Dell cheats on Microsoft with 'sexy' new Chromebook
Microsoft has been busy attacking the Chromebook recently, trotting out spokesman Ben Rudolph to handpick "people on the street" to tell him why the Google-branded laptop wouldn't work for them, and hiring Pawn Stars to call the notebook "a brick". The problem for Microsoft is this -- many of its biggest OEM partners, including HP and Acer, are producing hardware running the rival operating system.
Now Dell is the latest hardware maker, generally associated with Windows, to experiment with alternatives. No, Dell isn't abandoning Windows, just cheating on it with Chrome OS. The Texas-based company has strayed before, producing Android tablets, but this is its first flirtation with a Chromebook.

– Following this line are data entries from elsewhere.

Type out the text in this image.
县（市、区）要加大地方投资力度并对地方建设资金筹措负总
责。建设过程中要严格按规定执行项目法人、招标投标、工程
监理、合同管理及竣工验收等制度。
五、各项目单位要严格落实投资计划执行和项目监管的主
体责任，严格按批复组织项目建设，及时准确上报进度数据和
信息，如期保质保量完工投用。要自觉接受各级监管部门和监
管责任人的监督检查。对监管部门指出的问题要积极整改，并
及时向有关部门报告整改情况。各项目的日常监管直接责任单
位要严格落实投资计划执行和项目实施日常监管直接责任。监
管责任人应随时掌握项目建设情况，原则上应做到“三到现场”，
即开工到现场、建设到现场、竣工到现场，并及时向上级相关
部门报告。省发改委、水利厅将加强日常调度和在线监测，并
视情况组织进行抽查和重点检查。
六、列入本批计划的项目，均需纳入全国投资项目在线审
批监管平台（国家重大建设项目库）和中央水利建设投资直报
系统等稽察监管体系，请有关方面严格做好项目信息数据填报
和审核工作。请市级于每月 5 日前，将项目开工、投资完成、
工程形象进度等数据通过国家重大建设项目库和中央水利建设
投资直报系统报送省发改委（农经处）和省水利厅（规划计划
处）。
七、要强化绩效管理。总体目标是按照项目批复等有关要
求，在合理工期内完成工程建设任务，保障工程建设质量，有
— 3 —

The Dell Chromebook 11 features an Intel Celeron processor, an 11.6-inch screen, a 16 GB SSD and is claiming 10 hours of battery life. The notebook is geared towards educational uses, delivering what Dell explains is the "next generation learning solutions that deliver an optimal combination of platforms, education content and secure IT efficiency that schools and universities are seeking to personalize the learning experience and improve student outcomes".
"Dell believes that when implemented successfully, teachers, students and technology work together to enrich the learning process", adds Neil Hand, vice president of the Tablet and Performance PC Group at Dell.
The Dell Chromebook 11 will be available in the first quarter of 2014 and will come in both 2 GB and 4 GB models, both of which will be priced under $300 (exact pricing not given). There is still plenty of time between now and launch, during which Microsoft can attempt to damage sales for its hardware partners.